Source: https://www.redhat.com/en/blog/extending-no-cost-red-hat-enterprise-linux-op...
That sounds like the OFFER is for a Linux distro project to use Red Hat subscription services as part of the support of the Linux distro project.
The partial quote above is a total mis-parsing of that paragraph. The paragraph plainly and clearly should be parsed as 'ROSI' is now a third level of Red Hat's already existing support for open source projects; that is, Fedora and CentOS Stream were previous OS choices upstream open source projects could use at no cost, now ROSI is a third.

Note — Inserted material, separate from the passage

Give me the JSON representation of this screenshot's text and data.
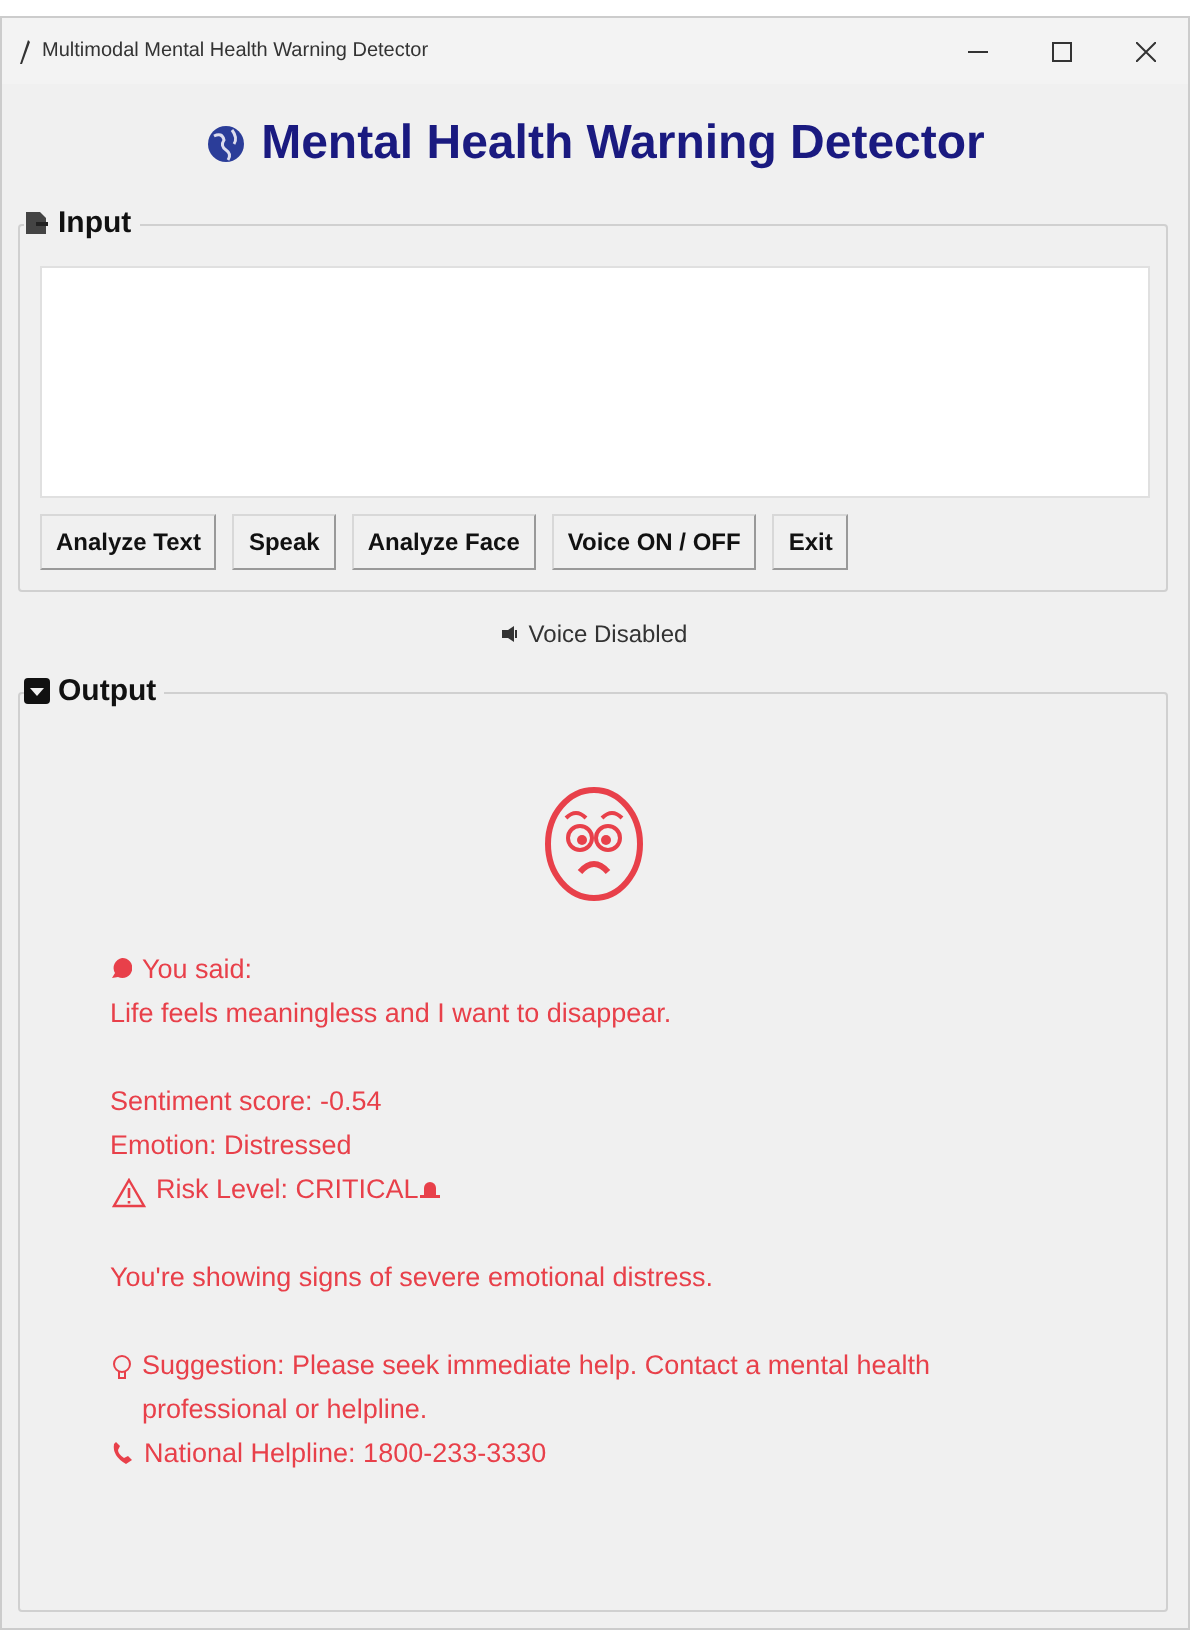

I also read that this sort of arrangement has existed previously and that ROSI is just a formalization of those arrangements (the sentence "We frequently provide no-cost access to RHEL to these groups, but the process isn’t as formalized, consistent, accessible or transparent as we’d like it to be." says that). Fedora and CentOS have quite possibly been using RHEL for some time now (I am not a member of either project's infrastructure team, so I don't know what OS is being used in the infrastructure).
The point is clear to me, and I'll paraphrase: If you were using CentOS for your infrastructure in an upstream open-source project, where the license is a Fedora-approved license, you could be eligible for no-cost RHEL to replace your CentOS. Yes, upstream is specifically mentioned (sentence, and not a sentence fragment: "We want RHEL to be used broadly in upstream open source development, both as a testing platform and as a stable foundation for development. ").
An RHEL rebuild is not "upstream open source development."